# Found a holster for Beretta M9A1



## Crypt_keeper (Feb 27, 2015)

Hey folks.

So I've been looking for a good carry holster and seems all the ones I'm finding don't accommodate the rail on the A1.
Well that is unless I want to go tactical and have a thigh holster.
Luckily I work at a gun shop and have access to lots of options to play around with.

And I found a perfect fit.

The Bianchi model 125 designed for the Springfield XD 9/40.

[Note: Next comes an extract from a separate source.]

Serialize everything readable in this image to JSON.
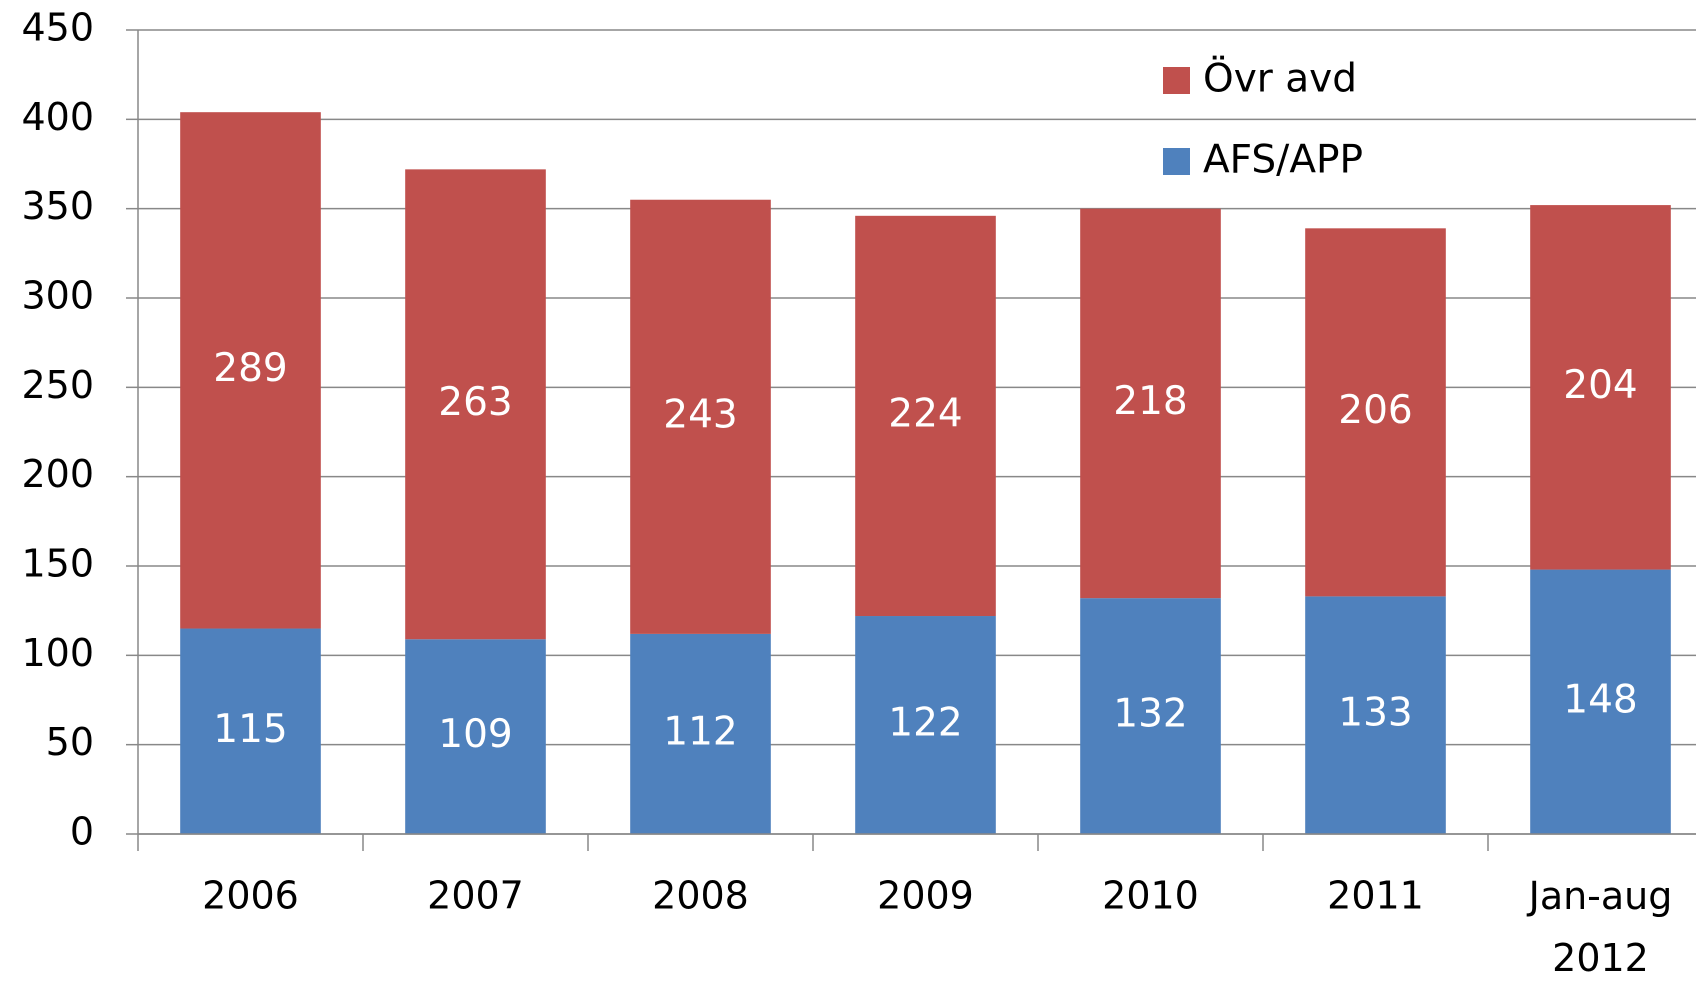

It allows room for the rail and locks right on to the flat front trigger guard. (has a audible "click")
Both firearms are almost the exact same with and height (bottom of rail to top of front site) so its a nice snug fit.
I've held the setup upside down and given it some very hard shakes and smacks and it holds tight.

Ill post up picks ASAP.


----------



## Orange (Jun 4, 2015)

Glad you found something that works, Crypt. 
Got excited when I read this as I have a few XD holsters (G-code paddle, Comp-Tac IWB, SA stock). 
Alas, the 92A1 did not fit any of them as I'd hoped. Granted, the trigger guard is different than the M9 or XD, but it was more because the 92 is wider than my XD and just doesn't have the same profile. My Sig SP2022 will fit in any of my XD holsters, but not my 92.


----------



## Orange (Jun 4, 2015)

The Bianchi may be more forgiving than the Kydex holsters I have for the XD.


----------